On a business program I was watching, said in 2010, the housing market will worsen because of the renewed mortgages that are coming up and they said it will be worse than 2007-8. I really feel for these people, the banks didn't so them any favours if these people couldn't afford the mortgages.

Posted

On a business program I was watching, said in 2010, the housing market will worsen because of the renewed mortgages that are coming up and they said it will be worse than 2007-8. I really feel for these people, the banks didn't so them any favours if these people couldn't afford the mortgages.

The government did them an even less favour, by pressuring banks into lending to these people who didn't qualify. Sometimes renting is a good thing. Especially until you can actually afford a down-payment, and proper mortgage.

Posted

The government did them an even less favour, by pressuring banks into lending to these people who didn't qualify. Sometimes renting is a good thing. Especially until you can actually afford a down-payment, and proper mortgage.

Tell that Bush's home for every American Program Shady. Tell that too your supreme leader.

Posted

Tell that Bush's home for every American Program Shady. Tell that too your supreme leader.

You tell that to Carter and Clinton for causing the problems in the first place. Especially Clinton. The problem was already in full-force before Bush was even elected.

Posted

You tell that to Carter and Clinton for causing the problems in the first place. Especially Clinton. The problem was already in full-force before Bush was even elected.

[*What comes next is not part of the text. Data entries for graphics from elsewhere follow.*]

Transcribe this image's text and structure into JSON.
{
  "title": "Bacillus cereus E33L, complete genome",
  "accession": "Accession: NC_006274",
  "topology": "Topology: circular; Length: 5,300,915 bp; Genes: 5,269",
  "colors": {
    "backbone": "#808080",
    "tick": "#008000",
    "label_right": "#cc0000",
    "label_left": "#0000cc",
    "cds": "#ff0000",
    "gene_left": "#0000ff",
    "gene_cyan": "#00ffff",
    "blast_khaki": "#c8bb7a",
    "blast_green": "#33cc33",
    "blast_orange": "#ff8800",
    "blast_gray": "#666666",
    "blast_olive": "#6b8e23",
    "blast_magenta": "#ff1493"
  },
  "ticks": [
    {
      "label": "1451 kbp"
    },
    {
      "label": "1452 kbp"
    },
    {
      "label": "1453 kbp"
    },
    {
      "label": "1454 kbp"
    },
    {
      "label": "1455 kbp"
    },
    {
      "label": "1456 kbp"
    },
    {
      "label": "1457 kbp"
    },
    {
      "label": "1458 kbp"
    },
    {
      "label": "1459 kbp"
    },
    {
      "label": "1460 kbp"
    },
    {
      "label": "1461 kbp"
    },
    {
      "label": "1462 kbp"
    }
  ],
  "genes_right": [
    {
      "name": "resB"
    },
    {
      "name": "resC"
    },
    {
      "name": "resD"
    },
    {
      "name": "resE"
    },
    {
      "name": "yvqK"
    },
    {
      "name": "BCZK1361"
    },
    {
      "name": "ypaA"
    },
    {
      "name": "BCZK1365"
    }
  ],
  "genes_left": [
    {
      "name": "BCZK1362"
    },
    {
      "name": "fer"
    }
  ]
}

Yet the house crumbled on his watch Shady. Keep trying too pass the buck, everytime anyone mentions this you put the blame everywhere but in the person it belongs too most.

Posted

Yet the house crumbled on his watch

Well, what can you do when your predecessor builds a badly constructed house?

Here, take a look at this SNL video.

http://www.funnyordie.com/videos/f5a57185bd/funny-or-die-s-presidential-reunion

It's common knowledge that Clinton stripped out regulations. They even mention it during the joke reunion video. "It was the 90's, people did a lot of crazy things." :lol:

Posted

Well, what can you do when your predecessor builds a badly constructed house?

Here, take a look at this SNL video.

http://www.funnyordie.com/videos/f5a57185bd/funny-or-die-s-presidential-reunion

It's common knowledge that Clinton stripped out regulations. They even mention it during the joke reunion video. "It was the 90's, people did a lot of crazy things." :lol:

I usually don't take my political learnings from Jim Carry but too each his own right? But I am glade we can agree more regulation is a good thing. Finally Shady on the side of regulation.

Posted

I usually don't take my political learnings from Jim Carry but too each his own right? But I am glade we can agree more regulation is a good thing. Finally Shady on the side of regulation.

Is the only thing to be discussed is this interminable wrange about who to blame? Christ, there's more than enough blame for everybody. What about Greenspan and Bernanke? What's more regulated than banking and mortgage finance? The problem is the regulators -- Fannie Mae in particular -- gamed their own rules. And what about the bankers, major supporters of the Democrat Party?

There is no 'good' and 'bad' here.

Anybody got any ideas about what to do about it? Or what's going to happen?

My point is that the Treasury can compel the banks to do their accounting by strict, mark-to-market rules, any time they want to. It doesn't require Congresss, it's simply a change in a regulation back to what it normally was. And that would start to clear the logjam of foreclosures. Which makes this program probably a farce.